Turkish energy firm Çalık Enerji has secured a €40mn facility covered by Italian export credit agency (ECA) Sace, designed to help the company boost procurement from Italy.

ING is providing the committed loan, which has a utilisation period of two years and a tenor of 6.5 years. Sace says the deal is an “important and unique transaction” because it is not tied to a particular project but will instead be used to award contracts to Italian firms for Çalık Enerji’s “upcoming” power and renewable energy developments in third countries.

The deal will help Çalık Enerji – the first Turkish energy firm to benefit from this type of Sace cover – to grow its procurement from Italian companies.

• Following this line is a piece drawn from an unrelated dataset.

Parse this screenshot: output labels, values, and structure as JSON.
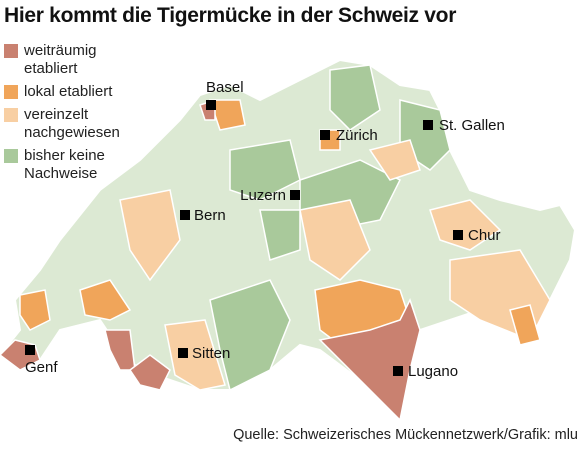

Sace says the facility “will give opportunities and increase competitiveness of Italian companies, including SMEs, to bid for upcoming projects”.

It is the first time Sace has combined features of a multi-tied buyer’s credit and a traditional buyer’s credit product under a single committed facility, the ECA adds.

Naci Can, Çalık Enerji’s project finance and treasury director, tells GTR that Sace is at the “forefront of ECAs in coming up with innovative medium and long-term products, including bundling smaller ticket export contracts into a single committed facility – an area often ignored by large institutions and yet impactful for exporters and buyers”.

“This coupled with ING’s structuring expertise and operational capability enabled us to close this innovative financing and in compliance with OECD rules,” Can adds. The facility includes disbursements based on past contracts.

The firm is active in engineering, procurement and construction contracts in the energy sector, utilities, and renewable energy investments. It aims to grow its renewable energy portfolio to 1,050 megawatts by the end of the decade.